A state court judge in Utah on Monday blocked a sweeping new abortion ban from taking effect following the U.S. Supreme Court's ruling last month eliminating the nearly 50-year-old constitutional right to abortion.
Judge Andrew Stone of the Third Judicial District Court for Salt Lake City ruled at a hearing that the ban, which prohibited abortion at any point during pregnancy with a handful of exceptions, must remain on hold while Planned Parenthood pursues a legal challenge.
"When you're talking about a seismic change in women's health treatment, it's prudent to look before you leap," Stone said.

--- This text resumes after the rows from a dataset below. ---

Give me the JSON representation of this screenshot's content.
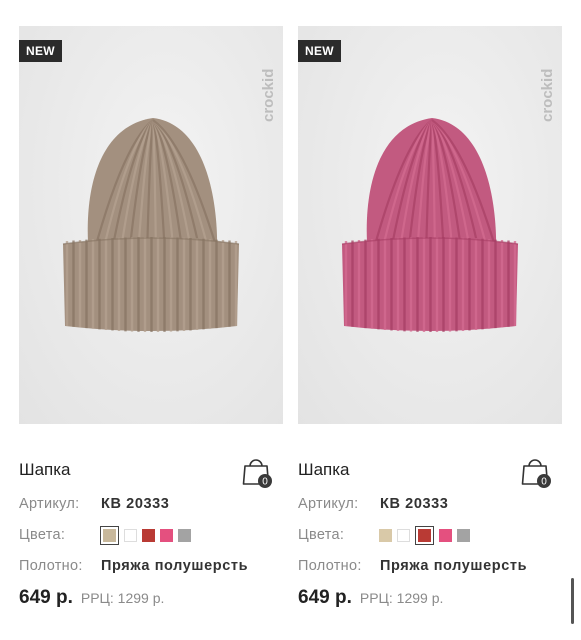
{
  "products": [
    {
      "badge": "NEW",
      "brand": "crockid",
      "title": "Шапка",
      "cart_count": "0",
      "article_label": "Артикул:",
      "article_value": "КВ 20333",
      "colors_label": "Цвета:",
      "colors": [
        "#c8b89b",
        "#ffffff",
        "#b93a34",
        "#e4507f",
        "#a3a3a3"
      ],
      "selected_color_index": 0,
      "fabric_label": "Полотно:",
      "fabric_value": "Пряжа полушерсть",
      "price": "649 р.",
      "rrc": "РРЦ: 1299 р.",
      "hat_color": "#a3907f"
    },
    {
      "badge": "NEW",
      "brand": "crockid",
      "title": "Шапка",
      "cart_count": "0",
      "article_label": "Артикул:",
      "article_value": "КВ 20333",
      "colors_label": "Цвета:",
      "colors": [
        "#d9c9a8",
        "#ffffff",
        "#b93a34",
        "#e4507f",
        "#a3a3a3"
      ],
      "selected_color_index": 2,
      "fabric_label": "Полотно:",
      "fabric_value": "Пряжа полушерсть",
      "price": "649 р.",
      "rrc": "РРЦ: 1299 р.",
      "hat_color": "#c25a80"
    }
  ]
}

Planned Parenthood had sued to block the law on June 25, the day after it originally took effect, and Stone on June 27 temporarily blocked the law until he could hear arguments on it. Planned Parenthood argued that the law violated Utah's constitution.
Utah was one of 13 states that imposed an immediate ban on abortions under a so-called "trigger law" designed to take effect when the Supreme Court overruled its 1973 precedent in Roe v. Wade recognizing a constitutional right to abortion, which it did on June 24.
About half of U.S. states are ultimately expected to restrict or ban abortion after the Supreme Court's decision. Many have faced legal challenges, but most of those have been unsuccessful, with courts allowing new laws to take effect in states including Mississippi, Texas and Florida.
Utah's ban included exceptions if the mother was at risk of death or permanent injury and for severe fetal abnormalities.
It also included an exception in cases of rape or incest, but only if they are reported to the police. Most sexual assaults are not reported, according to the Rape, Abuse, and Incest National Network, a leading nonprofit anti-sexual assault organization.